Wearing away rough edges

This breast cancer journey has been full of the unexpected.  The latest is cellulitis, which has postponed until next Thursday the chemo treatment that I was to have yesterday.  That postponement pushes everything back a week, so this journey of treatments will end a week later.  I’m pleased to say that I’m not upset about that.  Perhaps I am learning to live in the present and not try to look too far into the future.

The cellulitis actually started last week and was probably in its first stages when I saw my surgeon last Thursday.  It began as a little redness below the node-removal site.  I was taking an antibiotic for my sinuses, and I think that held it at bay.  But when that antibiotic ran out, the cellulitis  could get going.  The redness spread and nearly covered my whole left breast, the one where I had the lumpectomy.  But since it wasn’t an angry red, I wasn’t too freaked out about it, and I knew that with all of this taking place over Christmas weekend, I likely couldn’t get anything done about it.  I waited until Monday to try a call to a doc.  The answering service couldn’t wait to get me off the phone, not even letting me finish talking, and I never got a call back.  I tried twice.  Then on Tuesday, I didn’t get a call back from my oncologist’s office after leaving a message, so I tried the surgeon’s office.  They said to come in, and I did.  He aspirated the node area and took a culture and prescribed a different antibiotic.  So I’m on the path to getting this cellulitis cleared up.  I saw the surgeon again yesterday, and the culture came back okay.  Now it’s a matter of time to let the antibiotic and my body work together to clear up the cellulitis.

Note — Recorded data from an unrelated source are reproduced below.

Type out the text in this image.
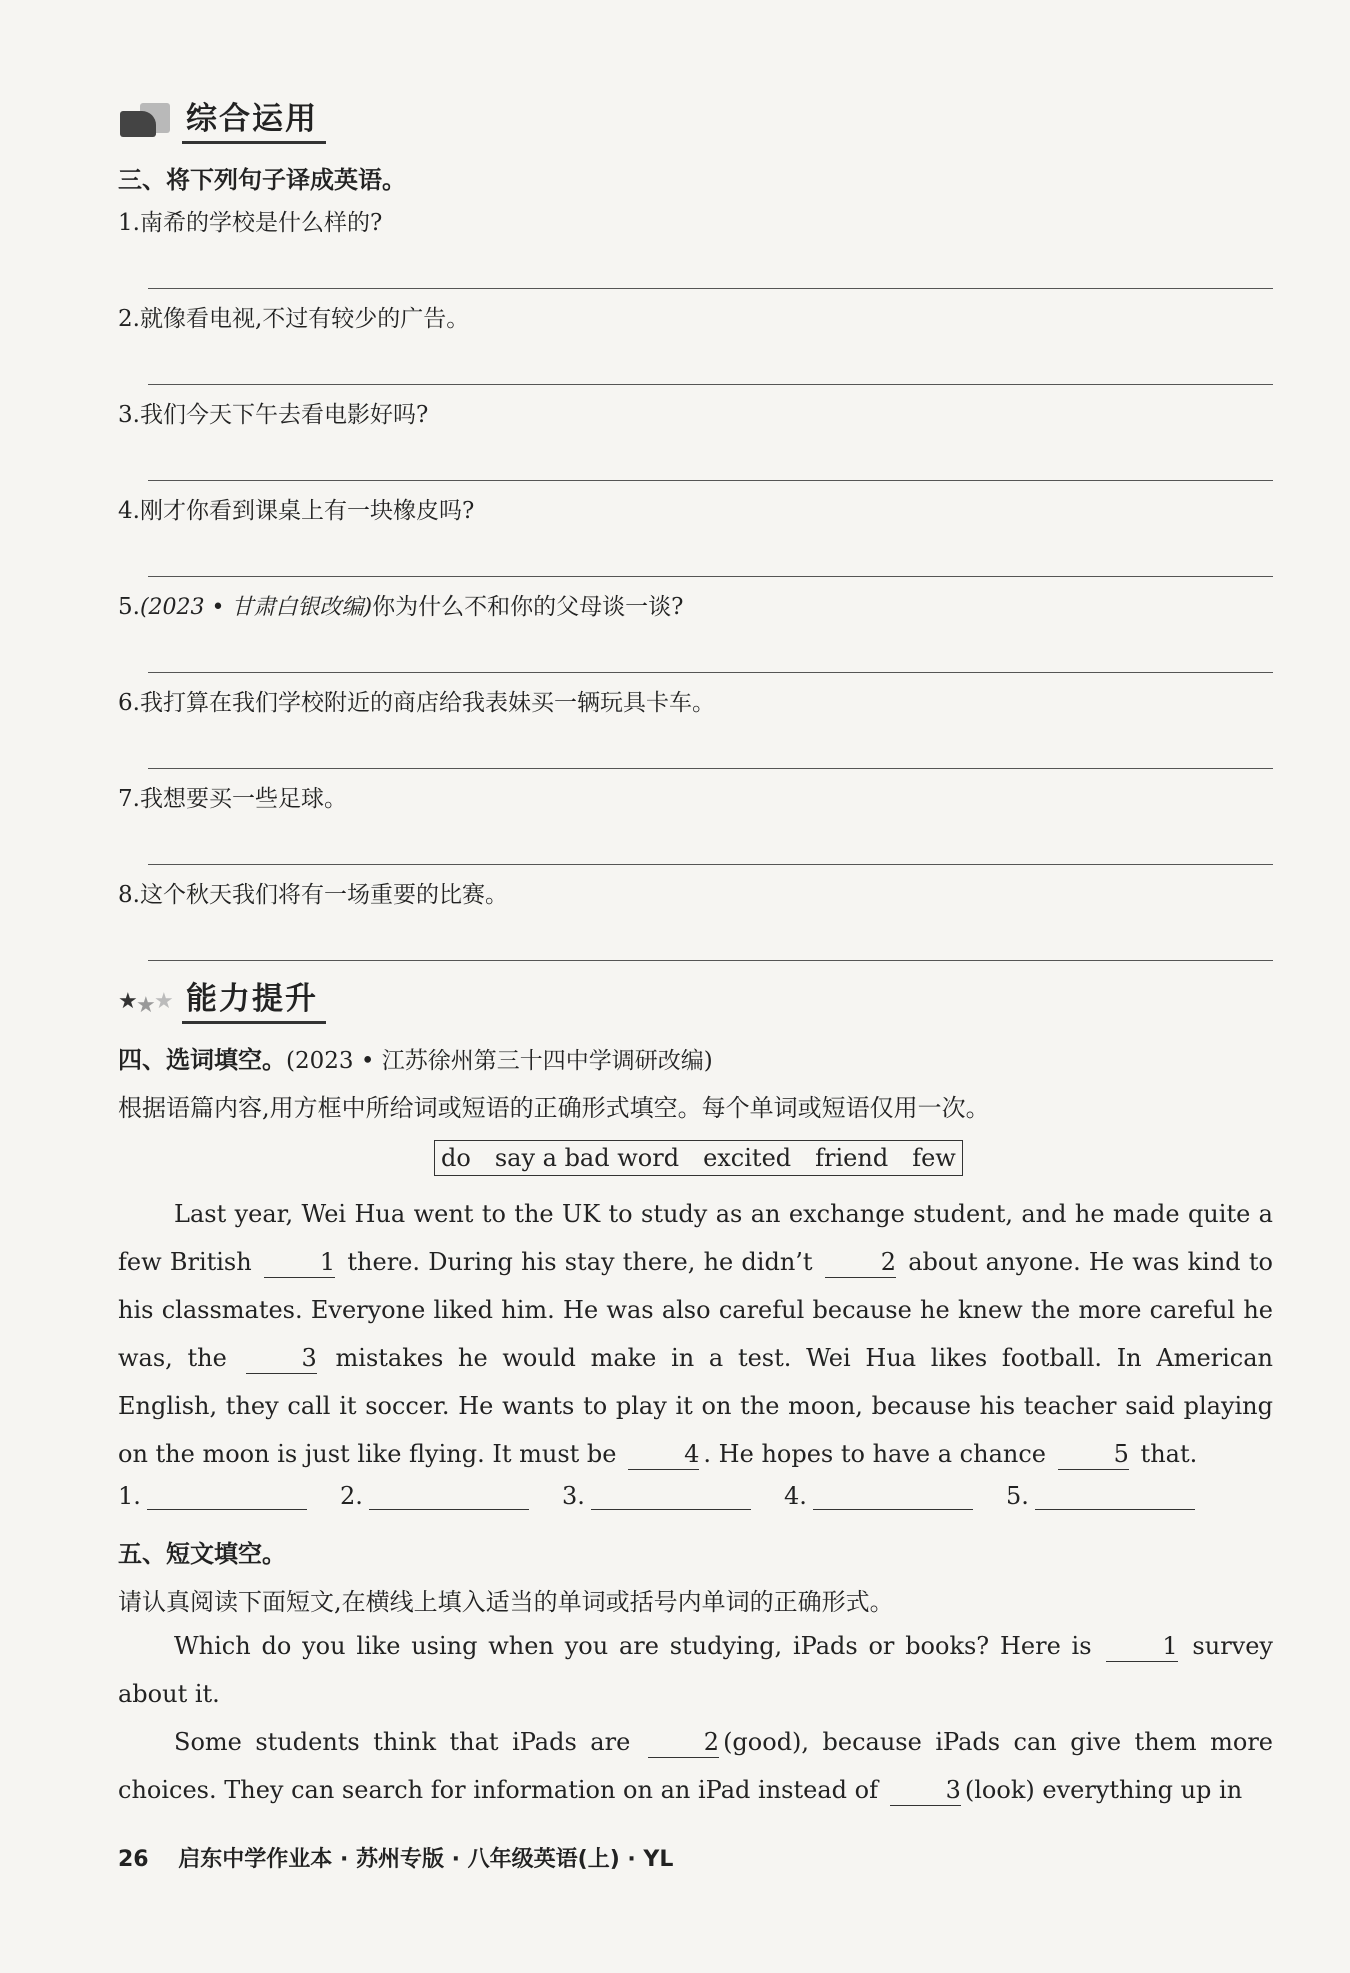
综合运用
三、将下列句子译成英语。
1.南希的学校是什么样的?
2.就像看电视,不过有较少的广告。
3.我们今天下午去看电影好吗?
4.刚才你看到课桌上有一块橡皮吗?
5.(2023 • 甘肃白银改编)你为什么不和你的父母谈一谈?
6.我打算在我们学校附近的商店给我表妹买一辆玩具卡车。
7.我想要买一些足球。
8.这个秋天我们将有一场重要的比赛。
★
★
★ 能力提升
四、选词填空。(2023 • 江苏徐州第三十四中学调研改编)
根据语篇内容,用方框中所给词或短语的正确形式填空。每个单词或短语仅用一次。
do say a bad word excited friend few
Last year, Wei Hua went to the UK to study as an exchange student, and he made quite a few British	1 there. During his stay there, he didn’t	2 about anyone. He was kind to his classmates. Everyone liked him. He was also careful because he knew the more careful he was, the	3 mistakes he would make in a test. Wei Hua likes football. In American English, they call it soccer. He wants to play it on the moon, because his teacher said playing on the moon is just like flying. It must be	4 . He hopes to have a chance	5 that.
1.	2.	3.	4.	5.
五、短文填空。
请认真阅读下面短文,在横线上填入适当的单词或括号内单词的正确形式。
Which do you like using when you are studying, iPads or books? Here is	1 survey about it.
Some students think that iPads are	2 (good), because iPads can give them more choices. They can search for information on an iPad instead of	3 (look) everything up in
26 启东中学作业本 · 苏州专版 · 八年级英语(上) · YL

I also saw my oncologist, since these doctors are both working toward my healing.  When I asked him Wednesday if I could still have chemo on Thursday as scheduled, he said yes, but as he talked, he was shaking his head “no.”  I know enough about body language to see that conflict, so I told him his body language was saying no.  He said it was a gray area, and in further discussion, he said it would be best to wait, and I agreed.  It didn’t make sense to me to hit my body with a toxin that will depress the immune system when the immune system is working hard to get rid of the cellulitis.  And because I’m doing the dose dense chemo (every two weeks instead of every three weeks), I have an extra week without affecting the chemo dosing.

Maine seashore

I’ve been looking at the suffering that comes with cancer and its treatments as a wearing away of some of my rough edges.  I’m like a rock that has some jagged and rather sharp edges, and this cancer journey is making me a much smoother stone, more like the ones you find at the edges of the ocean in places like Maine and Iona, Scotland.  All of that rubbing against each other as the tide comes in and out and as the ocean is affected by storms and currents makes the stones wonderfully smooth.  I hadn’t thought about it until now, but it’s not just the water that smooths the stones.  It’s the rubbing against each other.  That’s just how this cancer journey is.  I’m not a solitary rock being smoothed by pain.  I’m a rock among other rocks, and though the water wears away our rough edges, we wear away each others’ rough edges, too.  We all have the potential of being wonderfully smooth stones. The ones that people love to handle and take home with them and put on their desks and altars because of their beauty.  We can be those stones if we allow the currents and our contact with each other to change us.  And even if we resist, life will still wear away the rough edges until we are all beautiful.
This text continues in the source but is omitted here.